The origin of WE’s real estate philosophy can be traced back to the Kielburger family home in the suburbs of Thornhill, north of Toronto. It was there that WE co-founders Craig and Marc began to learn about the importance and value of real estate at a young age. Their parents, Theresa and Fred Kielburger, were not only schoolteachers but also hard-working entrepreneurs who spent their summers personally renovating homes they had purchased to get them ready for resale.
Almost every year they would buy a house in need of a major face lift and then dedicate their summer “vacations” to renovating it with the whole family pitching in to help. The parents couldn’t have not known it at the time, but their hard work and entrepreneurship ultimately provided critical financial support for the establishment and growth of WE Charity.
The fact that the organization was growing, and needed more and more space, was validation that the charity was delivering important results. But the physical office expansion was disjointed and led to inefficiencies.
Staff were often in cramped work spaces, with inconsistent access to technology requiring frequent trips outdoors to other buildings that housed computers, video linked board rooms, school kits and other resources.
It was also difficult to engage and work with community partners due to the lack of space and disbursement of staff.
It became clear that the organization needed a headquarters to accommodate the organization and its growth and vision of creating a Campus for Good - a nexus of social impact and innovation bringing together non-profits, social enterprises, and community services, all in one location within Toronto’s urban core.
Complementing the WE GLC, will be the Social Entrepreneurship Centre (WE SEC), which is scheduled to open in 2021, with the full vision laid out in this Toronto Star article. The WE SEC will be Canada’s first centre for innovative social enterprises for people under the age of 35. Its mission will be to support young leaders as they launch and scale social enterprises that apply business solutions to society’s greatest social challenges.
Based on the model of technology clusters, the Campus for Good will allow users to interact and network, learn from one another and have access to experts from a wide range of disciples.
This “cluster” or hub model has been highly successful in revitalizing other inner-city neighborhoods in recent years, but often the influx of investment that follows squeezes out those most in need. As a social innovation hub, the Campus for Good will offer programs and services that directly support the community and help residents make impacts to build and revitalize their own neighborhoods.
By their very nature, non-profit organizations, including charities, rely heavily on inconsistent sources of funding to deliver their services and programming. Basic fundraising campaigns, contributions from large and small donors, government funding, philanthropic donations, gifts from estates: all represent long-standing ways in which non-profits generate their operating funds.

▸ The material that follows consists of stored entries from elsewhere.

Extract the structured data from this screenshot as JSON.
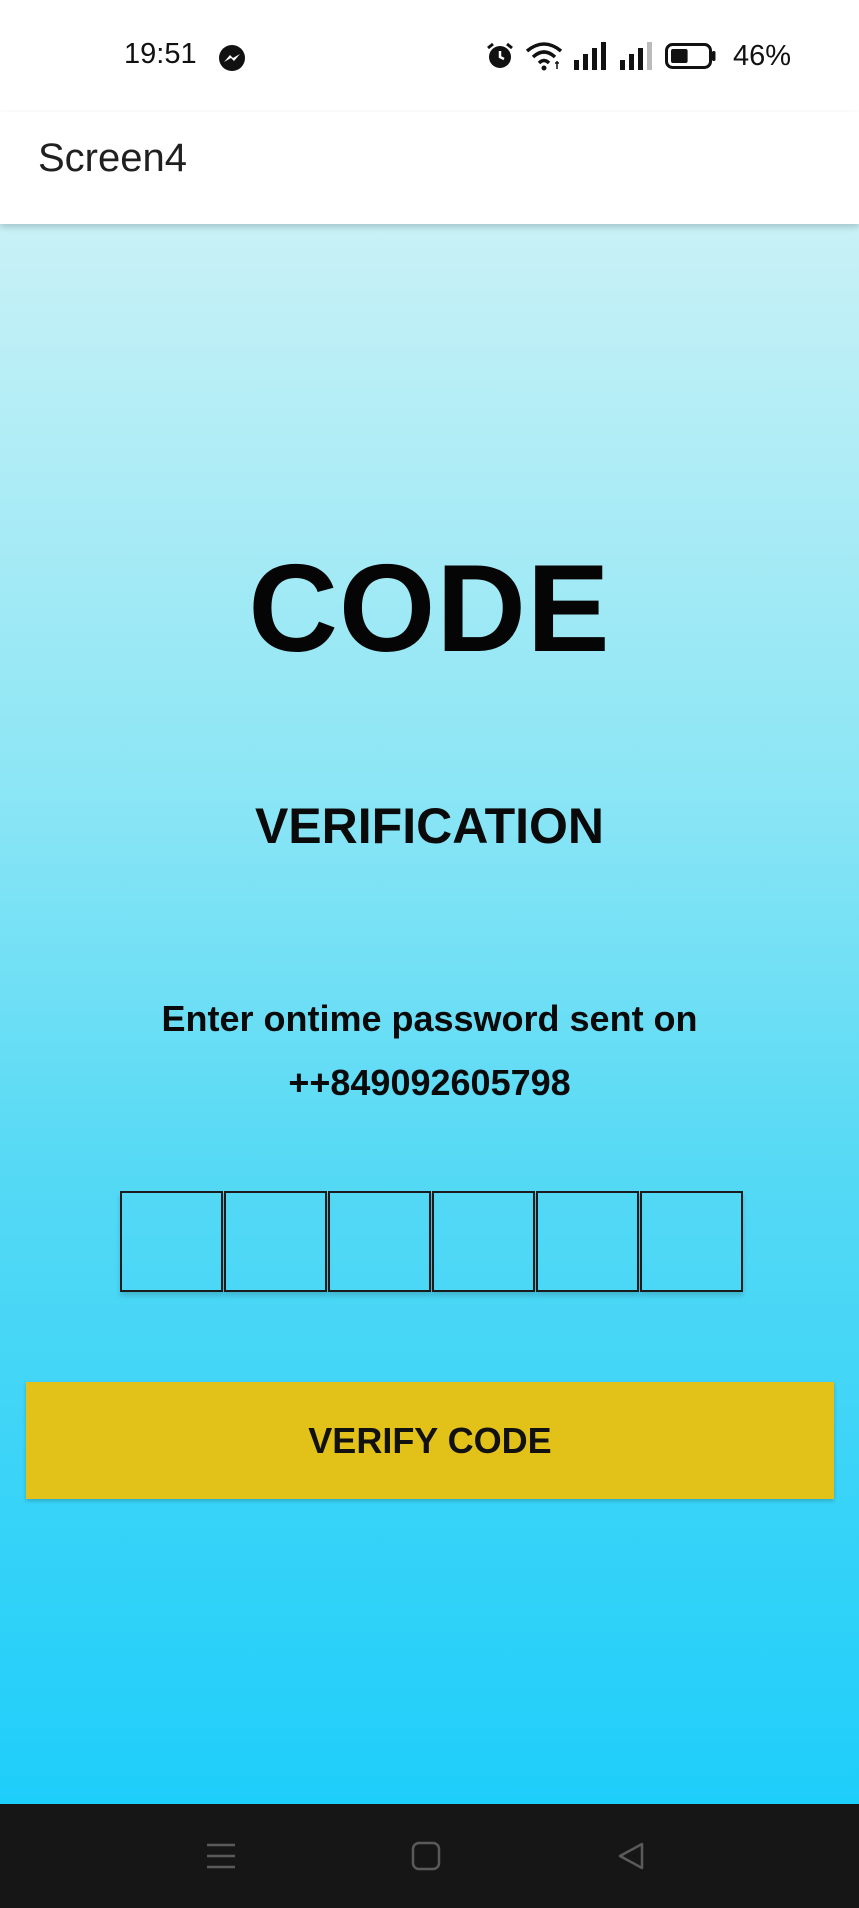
{
  "status_bar": {
    "time": "19:51",
    "battery_percent": "46%",
    "battery_level": 46,
    "icons": [
      "messenger-icon",
      "alarm-icon",
      "wifi-icon",
      "signal-icon",
      "signal-icon",
      "battery-icon"
    ]
  },
  "app_bar": {
    "title": "Screen4"
  },
  "main": {
    "headline": "CODE",
    "subhead": "VERIFICATION",
    "instruction": "Enter ontime password sent on",
    "phone_number": "++849092605798",
    "otp_values": [
      "",
      "",
      "",
      "",
      "",
      ""
    ],
    "verify_button_label": "VERIFY CODE"
  },
  "nav_bar": {
    "icons": [
      "menu-icon",
      "home-icon",
      "back-icon"
    ]
  },
  "colors": {
    "gradient_top": "#c8f1f6",
    "gradient_bottom": "#1ecefa",
    "button": "#e2c218",
    "nav_bar": "#161616"
  }
}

The inherent problem with relying on these streams of revenue is they are often the first form of spending to be cut by individuals, business and governments in times of economic hardship or uncertainly. Not surprisingly, the charitable and non-profit sectors were hit hard by the Great Recession of the late 2000’s, with many not being able to sustain operations through the downturn.
The cruel irony of this reality is that the work of charities and non-profits is never more needed than when there is a recession, which can create a negative spiral that leaves more and more people without resources, and fewer organizations to support them.
That’s why it is so important for charities to establish and maintain a reserve. Like a piggy bank that’s only meant to be opened only on a rainy day, charities establish reserves they can draw upon to sustain operations should there ever be a disruption to their traditional funding streams.
WE Charity’s long-established practice of purchasing property rather than paying to lease office/operational space couldn’t be carried out without the incredible support and generosity from donors. We would like to formally thank a number of them here.
Everything WE does is designed to support the overall mission of WE Charity and maximize the impact of the organization. The Real Estate Investment Strategy is no exception.
WE believes that there is nothing more important than integrating and investing into the communities it serves while inspiring and supporting people to change the world. WE is proud to be part of a growing movement that ensures its investments are completely aligned with its mission.
Boards of Directors for non-profits and social enterprises are typically averse to risk. Big gambles on the stock market or other volatile investments are the exact opposite of what they look for in terms of investments to support the organization.
Instead, they tend to prefer steady and predictable investments that deliver results over the long term. That’s why WE’s Real Estate Investment Strategy targets low-risk, long term investments in properties that help the charity to establish a reserve, keep its operating costs low, and work directly with communities that can most benefit from WE’s programs and services.
Each and every real estate transaction WE Charity carries out is carefully planned, reviewed and approved by the Board of Directors in consultation with the organization’s senior leadership.
WE’s Real Estate Investment Strategy has led to long-term, sustainable growth for the charity, while providing the security of a reserve fund that can be easily accessed in a time of serious economic uncertainty.
Through targeted donations for real estate purchases, WE Charity is able to ensure that funds generated through day-to-day fundraising activities are fully invested in charity program delivery.
Past real estate investments have yielded excellent returns for the organization and have outpaced investments in the stock or other financial markets. All of that means more funds to carry out the organization’s core activities and continue to develop its vision for a Campus for Good in the heart of downtown Toronto.